# Time to brag about Jersey



## Titan1 (Jan 19, 2010)

Congrats Julie and Jersey .. it's about time we are hearing of your brag.... Wow and what a loaded brag. It sounds like you have worked very hard and have lots to be proud of... Enjoy! Huge congrats from someone who has agility envy... I totally stink at it.. LOL!


----------



## AmberSunrise (Apr 1, 2009)

Congratulations & wow  Sounds like plenty to be proud of!


----------



## missmarstar (Jul 22, 2007)

Way to go Julie and Jersey!!!


----------



## Penny & Maggie's Mom (Oct 4, 2007)

Super!!! Big congrats to you all.


----------



## hotel4dogs (Sep 29, 2008)

that's awesome! congratulations!!!


----------



## Kmullen (Feb 17, 2010)

Congrats!!! That is awesome!!!


----------



## Pointgold (Jun 6, 2007)

Way to go, congrats! And good looking in addition to brainy and athletic!

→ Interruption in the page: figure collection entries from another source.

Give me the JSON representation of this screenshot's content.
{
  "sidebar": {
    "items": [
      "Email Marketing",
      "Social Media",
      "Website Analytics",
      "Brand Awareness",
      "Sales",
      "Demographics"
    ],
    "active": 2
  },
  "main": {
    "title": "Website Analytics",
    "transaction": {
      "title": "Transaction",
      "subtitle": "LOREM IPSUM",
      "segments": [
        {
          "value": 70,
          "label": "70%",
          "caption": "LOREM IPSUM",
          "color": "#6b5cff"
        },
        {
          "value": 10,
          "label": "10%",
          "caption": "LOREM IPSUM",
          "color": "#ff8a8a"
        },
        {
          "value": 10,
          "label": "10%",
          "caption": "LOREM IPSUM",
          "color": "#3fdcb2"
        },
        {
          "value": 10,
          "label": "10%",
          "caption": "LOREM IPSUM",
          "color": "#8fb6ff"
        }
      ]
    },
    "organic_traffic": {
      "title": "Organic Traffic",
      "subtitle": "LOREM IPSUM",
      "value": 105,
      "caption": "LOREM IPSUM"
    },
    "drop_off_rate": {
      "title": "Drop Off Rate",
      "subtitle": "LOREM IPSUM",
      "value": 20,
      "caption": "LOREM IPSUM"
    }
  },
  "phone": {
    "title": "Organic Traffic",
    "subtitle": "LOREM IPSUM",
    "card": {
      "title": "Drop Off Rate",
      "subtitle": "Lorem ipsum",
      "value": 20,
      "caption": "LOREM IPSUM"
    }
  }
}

I vote for Jersey to be on DWTS


----------



## sammydog (Aug 23, 2008)

WOO HOO!!! What an awesome year you two have had, it's going to be fun following along on your MACH journey! You need to post brags more often!


----------



## hollyk (Feb 21, 2009)

Woohoo! Sounds like you and the boys are having a grand time.


----------